В коридоре Ирина встретила Веру, нервно меряющую шагами пространство у кофейного автомата.
— Всё в порядке, — сказала Ирина, проходя мимо. — Он полностью ваш.
— Спасибо, что помогли ему, — неожиданно произнесла Вера. — Я знаю, вам было непросто.
Ирина остановилась, внимательно посмотрела на молодую женщину. В ее глазах читалась неуверенность, может быть, даже страх.
— Могу я дать вам один совет? — спросила Ирина.
— Да, конечно, — Вера выпрямилась, словно готовясь к удару.
— Никогда не позволяйте другим решать, чего вы стоите, — мягко сказала Ирина. — Ни мужу, ни друзьям, ни коллегам. Ваша ценность определяется только вами самой. Запомните это.
Вера неуверенно улыбнулась:
— Спасибо. Я… постараюсь.
Ирина кивнула и пошла к выходу. За спиной оставалась больница, Сергей, прошлая жизнь. Впереди — неизвестность, но именно этим она и была прекрасна.
Выйдя на улицу, Ирина достала телефон и набрала номер.
— Алло, Надежда Петровна?
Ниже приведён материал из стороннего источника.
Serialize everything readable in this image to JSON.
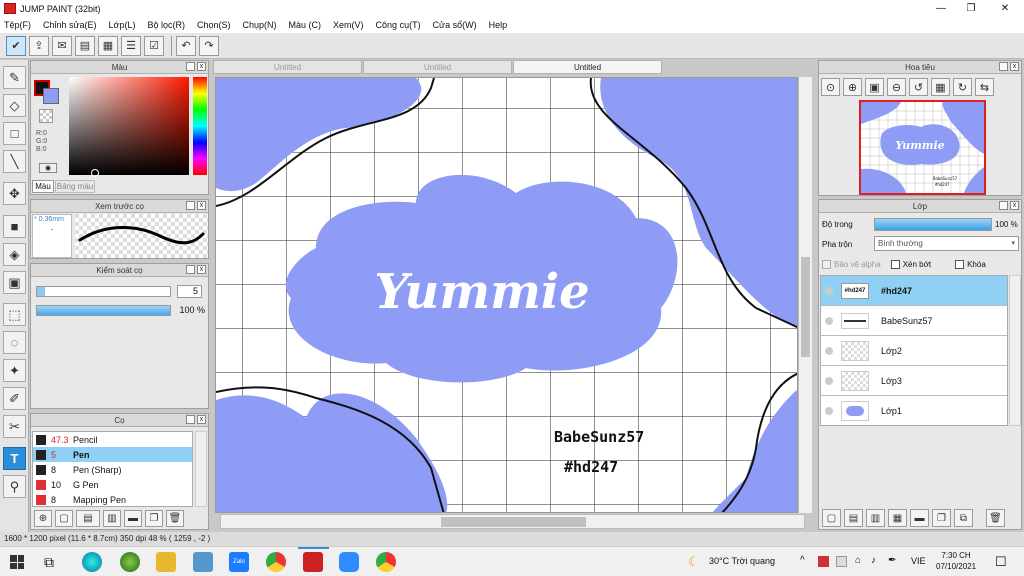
{
  "window": {
    "title": "JUMP PAINT (32bit)",
    "min": "—",
    "max": "❐",
    "close": "✕"
  },
  "menu": [
    "Tệp(F)",
    "Chỉnh sửa(E)",
    "Lớp(L)",
    "Bộ lọc(R)",
    "Chọn(S)",
    "Chụp(N)",
    "Màu (C)",
    "Xem(V)",
    "Công cụ(T)",
    "Cửa sổ(W)",
    "Help"
  ],
  "color_panel": {
    "title": "Màu",
    "r": "R:0",
    "g": "G:0",
    "b": "B:0",
    "tab_color": "Màu",
    "tab_palette": "Bảng màu"
  },
  "brush_preview": {
    "title": "Xem trước cọ",
    "size": "* 0.36mm",
    "dot": "·"
  },
  "brush_control": {
    "title": "Kiểm soát cọ",
    "size_value": "5",
    "opacity_value": "100 %",
    "opacity": 1.0
  },
  "brush_panel": {
    "title": "Cọ",
    "items": [
      {
        "size": "47.3",
        "name": "Pencil",
        "swatch": "#222222"
      },
      {
        "size": "5",
        "name": "Pen",
        "swatch": "#222222"
      },
      {
        "size": "8",
        "name": "Pen (Sharp)",
        "swatch": "#222222"
      },
      {
        "size": "10",
        "name": "G Pen",
        "swatch": "#e03030"
      },
      {
        "size": "8",
        "name": "Mapping Pen",
        "swatch": "#e03030"
      }
    ]
  },
  "tabs": [
    "Untitled",
    "Untitled",
    "Untitled"
  ],
  "canvas": {
    "main_text": "Yummie",
    "line1": "BabeSunz57",
    "line2": "#hd247",
    "blob_color": "#8f9cf5"
  },
  "navigator": {
    "title": "Hoa tiêu",
    "thumb_text": "Yummie",
    "thumb_small1": "BabeSunz57",
    "thumb_small2": "#hd247"
  },
  "layers": {
    "title": "Lớp",
    "opacity_label": "Độ trong",
    "opacity_value": "100 %",
    "opacity": 1.0,
    "blend_label": "Pha trộn",
    "blend_value": "Bình thường",
    "alpha_label": "Bảo vệ alpha",
    "clip_label": "Xén bớt",
    "lock_label": "Khóa",
    "items": [
      {
        "name": "#hd247",
        "thumb": "#hd247"
      },
      {
        "name": "BabeSunz57",
        "thumb": ""
      },
      {
        "name": "Lớp2",
        "thumb": ""
      },
      {
        "name": "Lớp3",
        "thumb": ""
      },
      {
        "name": "Lớp1",
        "thumb": ""
      }
    ]
  },
  "status": "1600 * 1200 pixel  (11.6 * 8.7cm)  350 dpi  48 %  ( 1259 , -2 )",
  "taskbar": {
    "weather": "30°C  Trời quang",
    "lang": "VIE",
    "time": "7:30 CH",
    "date": "07/10/2021",
    "zalo": "Zalo"
  }
}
Это Ирина. Помните, вы предлагали вместе съездить в Италию по программе культурного обмена? Предложение ещё в силе? Замечательно! Я согласна.
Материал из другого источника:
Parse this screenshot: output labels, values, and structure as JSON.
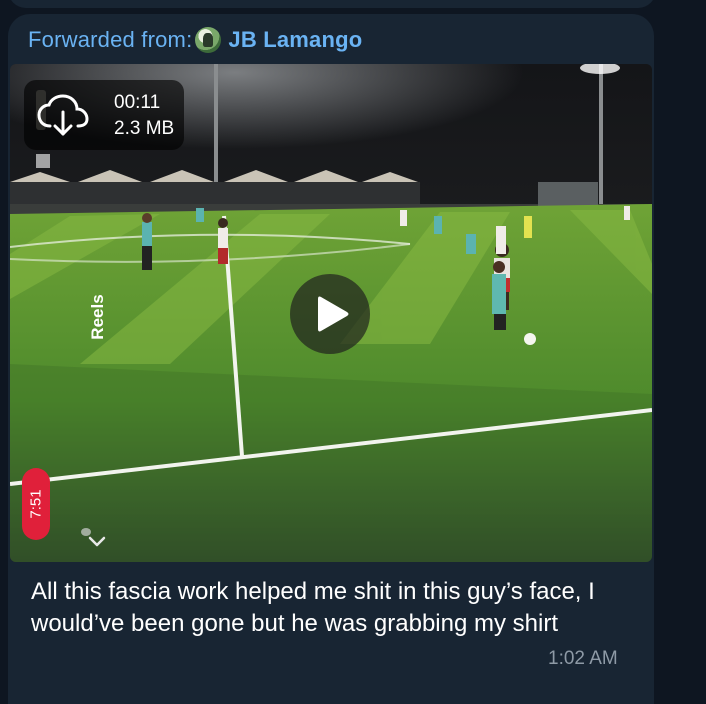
{
  "message": {
    "forwarded_label": "Forwarded from:",
    "forwarded_name": "JB Lamango",
    "video": {
      "duration": "00:11",
      "size": "2.3 MB",
      "reels_label": "Reels",
      "timer_label": "7:51"
    },
    "caption": "All this fascia work helped me shit in this guy’s face, I would’ve been gone but he was grabbing my shirt",
    "time": "1:02 AM"
  },
  "colors": {
    "background": "#0e1621",
    "bubble": "#182533",
    "link": "#6ab3f3",
    "timestamp": "#8e9aa6",
    "timer_pill": "#e0203a"
  },
  "icons": [
    "download-cloud-icon",
    "play-icon",
    "chevron-down-icon",
    "author-avatar"
  ]
}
Она улыбнулась, подставляя лицо весеннему солнцу. Жизнь продолжалась. И в этой новой жизни она наконец-то была главной героиней, а не просто чьей-то женой, матерью или учительницей. Просто Ирина Алексеевна — женщина, которая в пятьдесят один год поняла, что самое интересное только начинается.
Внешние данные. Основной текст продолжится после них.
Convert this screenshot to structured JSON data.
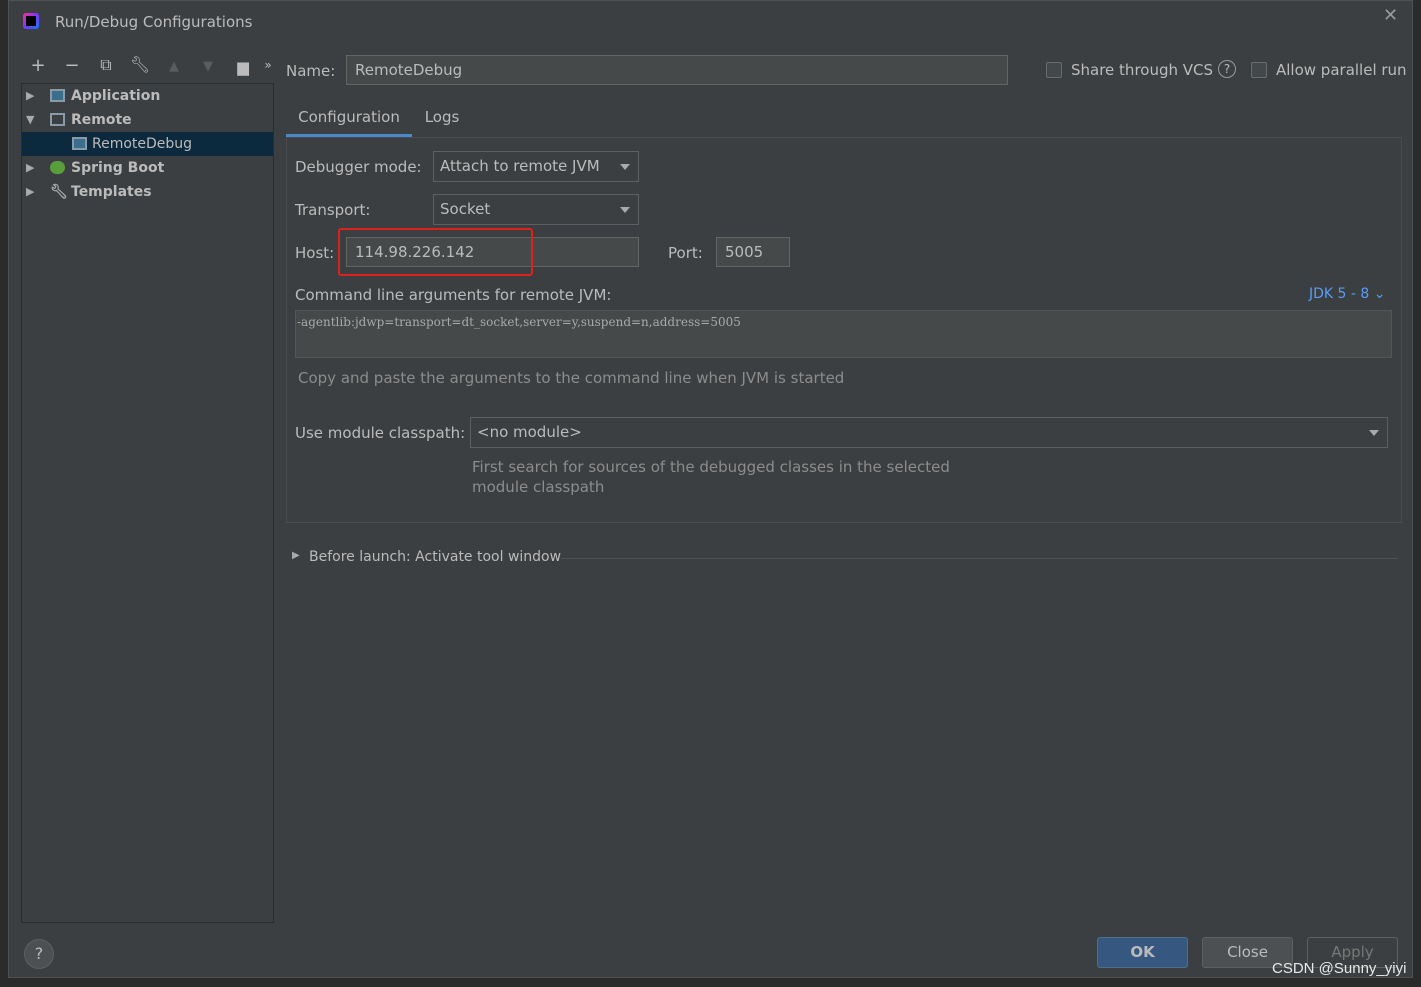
{
  "window": {
    "title": "Run/Debug Configurations"
  },
  "toolbar": [
    "add-icon",
    "remove-icon",
    "copy-icon",
    "wrench-icon",
    "move-up-icon",
    "move-down-icon",
    "new-folder-icon",
    "more-icon"
  ],
  "tree": [
    {
      "label": "Application",
      "expanded": false
    },
    {
      "label": "Remote",
      "expanded": true
    },
    {
      "label": "RemoteDebug",
      "selected": true
    },
    {
      "label": "Spring Boot",
      "expanded": false
    },
    {
      "label": "Templates",
      "expanded": false
    }
  ],
  "name": {
    "label": "Name:",
    "value": "RemoteDebug"
  },
  "share_vcs": {
    "label": "Share through VCS",
    "checked": false
  },
  "parallel": {
    "label": "Allow parallel run",
    "checked": false
  },
  "tabs": [
    {
      "label": "Configuration",
      "active": true
    },
    {
      "label": "Logs"
    }
  ],
  "config": {
    "debugger_mode_label": "Debugger mode:",
    "debugger_mode": "Attach to remote JVM",
    "transport_label": "Transport:",
    "transport": "Socket",
    "host_label": "Host:",
    "host": "114.98.226.142",
    "port_label": "Port:",
    "port": "5005",
    "cmd_label": "Command line arguments for remote JVM:",
    "jdk": "JDK 5 - 8",
    "cmd": "-agentlib:jdwp=transport=dt_socket,server=y,suspend=n,address=5005",
    "cmd_hint": "Copy and paste the arguments to the command line when JVM is started",
    "module_label": "Use module classpath:",
    "module": "<no module>",
    "module_hint_1": "First search for sources of the debugged classes in the selected",
    "module_hint_2": "module classpath"
  },
  "before_launch": "Before launch: Activate tool window",
  "buttons": {
    "ok": "OK",
    "close": "Close",
    "apply": "Apply"
  },
  "watermark": "CSDN @Sunny_yiyi",
  "colors": {
    "accent": "#365880",
    "highlight": "#e0201b",
    "link": "#589df6"
  }
}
Три месяца спустя Ирина сидела на террасе деревенского дома, потягивая чай с мятой и читая книгу. Сергей действительно проделал огромную работу — дом словно помолодел, ожил, наполнился светом и уютом.
Зазвонил телефон. Номер Сергея. Ирина помедлила, но всё же ответила:
— Слушаю.
— Привет, Ир, — голос звучал непривычно робко. — Как ты там? Обжилась?
— Да, спасибо, всё отлично, — она перевела взгляд на цветущий сад. — Ты хорошо поработал над домом.
— Я рад, — последовала пауза. — Слушай, Ир… Мы с Верой расстались.
Ирина прикрыла глаза. Где-то внутри шевельнулось что-то похожее на жалость, но не более того.
— Мне жаль, Серёж.
— Я думал… может, я приеду? Помогу тебе с садом, с крыльцом — там ещё работы полно.
— Нет, Серёж, — она сказала это мягко, но твёрдо. — Я справляюсь сама. И мне нравится справляться самой.
— Ир, я всё ещё…
— Нет, — повторила она. — Прости, но нет. Променял меня на молодую? Вот теперь пусть она за тобой и ухаживает. А мне звонить нечего.
— Я же сказал — мы расстались, — в его голосе послышалось раздражение.
— Значит, найдёшь кого-то ещё, — спокойно ответила Ирина. — Серёж, пойми наконец: я не держу на тебя зла. Правда. Я благодарна тебе за прошлое, за дочь, даже за этот дом. Но будущего у нас нет. И не будет. Я начала новую жизнь. И в ней нет места для тебя. Прости.
Она нажала отбой, положила телефон на стол и снова взяла книгу. На секунду её взгляд задержался на обручальном кольце, которое она сняла год назад, но почему-то продолжала носить на цепочке на шее. Сейчас Ирина решительно сняла цепочку, отцепила кольцо и положила его в шкатулку.
Глава закрыта. История завершена. Пора двигаться дальше — свободной, сильной, счастливой.